The Cure at Troy
Posted by Lanea on Wednesday, January 26th, 2005
The Cure at Troy: A Version of Sophocles’ Philoctetes
Translated by Seamus Heaney
First performed at the Guildhall, Derry on October first, 1990.
If you have any love of Irish drama or Irish dramatists, you need to read this. I’ve been kicking myself for years for never having seen the original performance, though I had no idea this translation of the play existed until I was, well, not in high school like I was in 1990.

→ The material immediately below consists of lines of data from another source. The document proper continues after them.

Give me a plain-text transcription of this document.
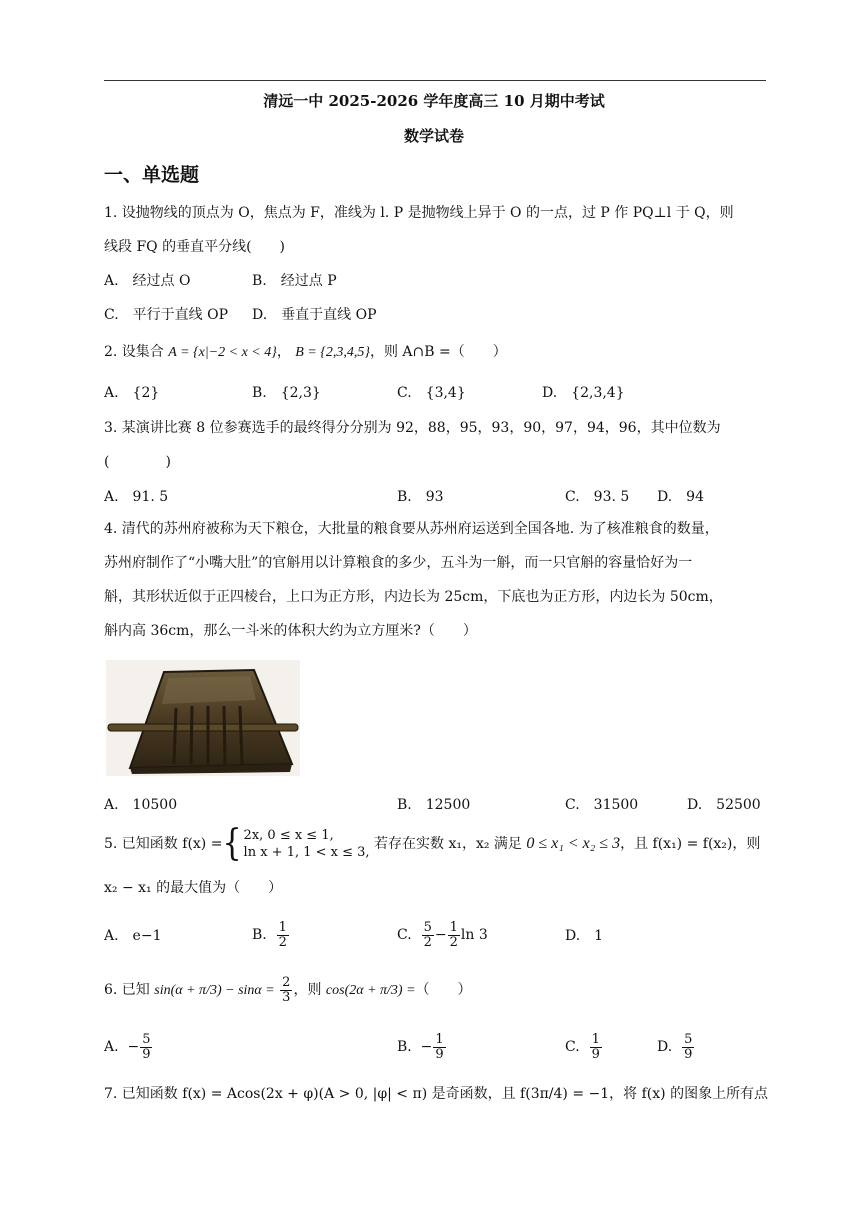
清远一中 2025-2026 学年度高三 10 月期中考试
数学试卷
一、单选题
1. 设抛物线的顶点为 O，焦点为 F，准线为 l. P 是抛物线上异于 O 的一点，过 P 作 PQ⊥l 于 Q，则
线段 FQ 的垂直平分线(　　)
A.　经过点 O	B.　经过点 P
C.　平行于直线 OP D.　垂直于直线 OP
2. 设集合 A = {x|−2 < x < 4}， B = {2,3,4,5}，则 A∩B =（　　）
A.　{2}	B.　{2,3}	C.　{3,4}	D.　{2,3,4}
3. 某演讲比赛 8 位参赛选手的最终得分分别为 92，88，95，93，90，97，94，96，其中位数为
(　　　　)
A.　91. 5	B.　93	C.　93. 5 D.　94
4. 清代的苏州府被称为天下粮仓，大批量的粮食要从苏州府运送到全国各地. 为了核准粮食的数量，
苏州府制作了“小嘴大肚”的官斛用以计算粮食的多少，五斗为一斛，而一只官斛的容量恰好为一
斛，其形状近似于正四棱台，上口为正方形，内边长为 25cm，下底也为正方形，内边长为 50cm，
斛内高 36cm，那么一斗米的体积大约为立方厘米?（　　）
A.　10500	B.　12500	C.　31500	D.　52500
5. 已知函数 f(x) ={ 2x, 0 ≤ x ≤ 1,
ln x + 1, 1 < x ≤ 3,
若存在实数 x₁，x₂ 满足 0 ≤ x₁ < x₂ ≤ 3，且 f(x₁) = f(x₂)，则
x₂ − x₁ 的最大值为（　　）
A.　e−1	B. $\frac{1}{2}$	C. $\frac{5}{2} - \frac{1}{2}$ ln 3	D.　1
6. 已知 $\sin(\alpha + \pi/3) - \sin\alpha = \frac{2}{3}$ ，则 cos(2α + π/3) =（　　）
A. − $\frac{5}{9}$	B. − $\frac{1}{9}$	C. $\frac{1}{9}$	D. $\frac{5}{9}$
7. 已知函数 f(x) = Acos(2x + φ)(A > 0, |φ| < π) 是奇函数，且 f(3π/4) = −1，将 f(x) 的图象上所有点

Heaney has proved himself a fine translator. Tackling both Beowulf and Sophocles is no task for a coward. In this translation of the play, we find Philoctetes as a possible symbol for the injured nationalist Ireland–truly wronged, but perhaps short-sighted in clinging to that wrong and the need for vengeance for far too long. Heaney is light-handed with his use of local dialects–we get some whinging and an och or two, but we’re not drowning in the peculiarities of Ulster’s speech in this ancient setting. This retelling leaves the weight of Odysseus’s crime against Philoctetes on the Atrean shoulders, but also calls Philoctetes to account for his own stubbornness.
Read it. Savor the language from the simple sweet dedication to the late Robert Fitzgerald, to the painfully apt use of Auden’s poetry as an introduction, through to the redemptive end. Read it. It will be good for you.